Son olarak Karam Abi, bana ve Yalçın'a kahvaltı ısmarlayacağına dair söz vermişti.

Adam gülerek, "Öyleyse sözüm olsun. Bir gün sizi dışarı çıkartayım. Gelinimizi tanımak isterim." dedi.

Yalçın, "Söz veren herkesi kaybettik." dedi acıyla.

Gökbay, "Söz vermek lanetimiz mi dersiniz?" diye sorduğunda Dilay, "Galiba öyle. Birçoğu sözlerini tutamadan bize veda ettiler." dedi.

Annemin mezarında ağlayan babama verdim.

"Babamın yanına gitmek istiyorum ama yalnız kalmak istediğini söyledi. Ne yapacağımı bilmiyorum."

Dilay, "Adamı birkaç gün yalnız bırak. Karısını kaybetti. Sana güçlü görünüp, seni teselli etmek ona zor gelir. Bırak, kendisini toparlasın. O zaten toparlanınca sana gelir." dedi.

"En düzgün aile de bendeymiş." diyen Gökbay'a baktık.

Hiçbirimiz bir şey demezken Gökbay, "Galiba bu konuda çenemi kapalı tutmalıyım." dedi.

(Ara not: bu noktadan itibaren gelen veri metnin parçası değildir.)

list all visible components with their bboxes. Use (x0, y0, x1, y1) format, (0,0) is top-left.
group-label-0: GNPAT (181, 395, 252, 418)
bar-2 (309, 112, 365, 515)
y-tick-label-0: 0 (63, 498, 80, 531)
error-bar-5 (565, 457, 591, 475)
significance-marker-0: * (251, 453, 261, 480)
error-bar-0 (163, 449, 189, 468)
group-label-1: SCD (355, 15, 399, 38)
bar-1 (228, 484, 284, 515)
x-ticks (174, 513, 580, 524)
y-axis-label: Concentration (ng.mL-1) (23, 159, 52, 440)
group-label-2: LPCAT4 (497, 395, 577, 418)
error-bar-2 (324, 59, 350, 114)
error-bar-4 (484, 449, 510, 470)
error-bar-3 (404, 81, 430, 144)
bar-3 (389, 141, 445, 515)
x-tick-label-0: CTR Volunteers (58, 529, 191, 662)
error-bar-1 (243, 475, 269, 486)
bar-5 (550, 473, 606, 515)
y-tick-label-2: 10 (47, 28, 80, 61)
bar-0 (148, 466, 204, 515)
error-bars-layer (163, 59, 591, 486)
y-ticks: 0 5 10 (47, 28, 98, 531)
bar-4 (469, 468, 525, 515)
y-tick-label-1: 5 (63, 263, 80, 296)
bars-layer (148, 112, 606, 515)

"Bence de susmalısın." dedi Dilay.

"İleride ayrılmazsak ve evlenirsek çocuklarımıza Oflazların isimlerini verelim mi? Onların isimlerini yaşatalım." diyen Yalçın'a döndüm.

Bu çok ince bir düşünceydi.

"Koyalım." dedi Dilay.

"Acaba huyları da benzer mi?" diye sordu Gökbay.

"Gökbay sana çekmesinler de kime çekerlerse çeksinler." dediğimde Gökbay kaşlarını çattı.

Dilay, "Mezarlıkta olmasak buna gülerdim." deyince bir kez daha mezarlıklara baktım.

"Bu grup hep yedi kişi olarak kalacak. Bedenleri burada olmasa dahi ruhları bizimle." dedim.

Dilay, "Arada hepinizi öldürüp yalnız kalmak istesem de sizi seviyorum beceriksizler." dediğinde hafiften güldüm.

"İlla arada hareket de edeceksin. Yoksa rahat edemiyorsun." dedim.

"Edemiyorum."

Gökbay ayağa kalktı ve "Artık gitme vaktimiz geldi. Zaten sık sık ziyaretlerine geliriz." dedi.

Yalçın, "Gökbay haklı." diyerek ayağa kalkınca ayağa kalktım.

Mezarlıklara baktım ve "Sizleri seviyorum çocuklar ve anne." dedim.

Kafam öne düşerken bana elini uzatan Yalçın'ın elini tuttum.

Bu eli ömrümün sonuna kadar sıkı sıkıya tutacağım.